Energy Secretary Samuel Bodman Aug. 15 ordered construction to resume after nearly three years on the $12-billion nuclear waste-treatment plant being built by Bechtel National at the Hanford Site in Washington state, after certifying that the plant's design was revamped to reflect the seismic data that engineers have been collecting for more than two years.

In December 2004, DOE halted construction on some parts of the vitrification facility over concerns that it was not designed adequately to withstand the effects of a powerful earthquake. James Rispoli, DOE's assistant secretary for environmental management, said confirming the seismic data has been one of DOE's top priorities and toughest technical challenges.

DOE can now move forward with "one of the largest and most complex nuclear facilities in the DOE," Rispoli said. DOE is building the Hanford plant to "vitrify," or stabilize in glass-like logs, some 53 million gallons of high-level radioactive waste that threatens to contaminate the nearby Columbia River.

DOE ordered Bechtel to stop laying structural concrete at parts of the facility after scientists released preliminary results of a sophisticated earthquake study. Last year, DOE launched a major initiative to study the seismic characteristics of the site and to incorporate the findings into the design of the plant.
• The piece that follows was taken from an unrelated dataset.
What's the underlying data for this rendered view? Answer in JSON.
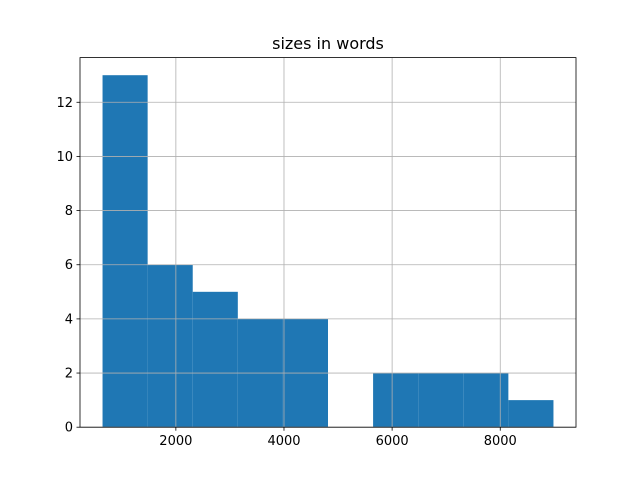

Among other things, scientists analyzed samples that were taken from 1,400-foot-deep boreholes that were drilled near the plant.

Congress has generally backed DOE's efforts to build the plant, noting that the facility is vital to cleaning up the contaminated Hanford site.

But some lawmakers have faulted DOE for ignoring warnings of earthquake-related problems with the plant that were articulated as early as 2002.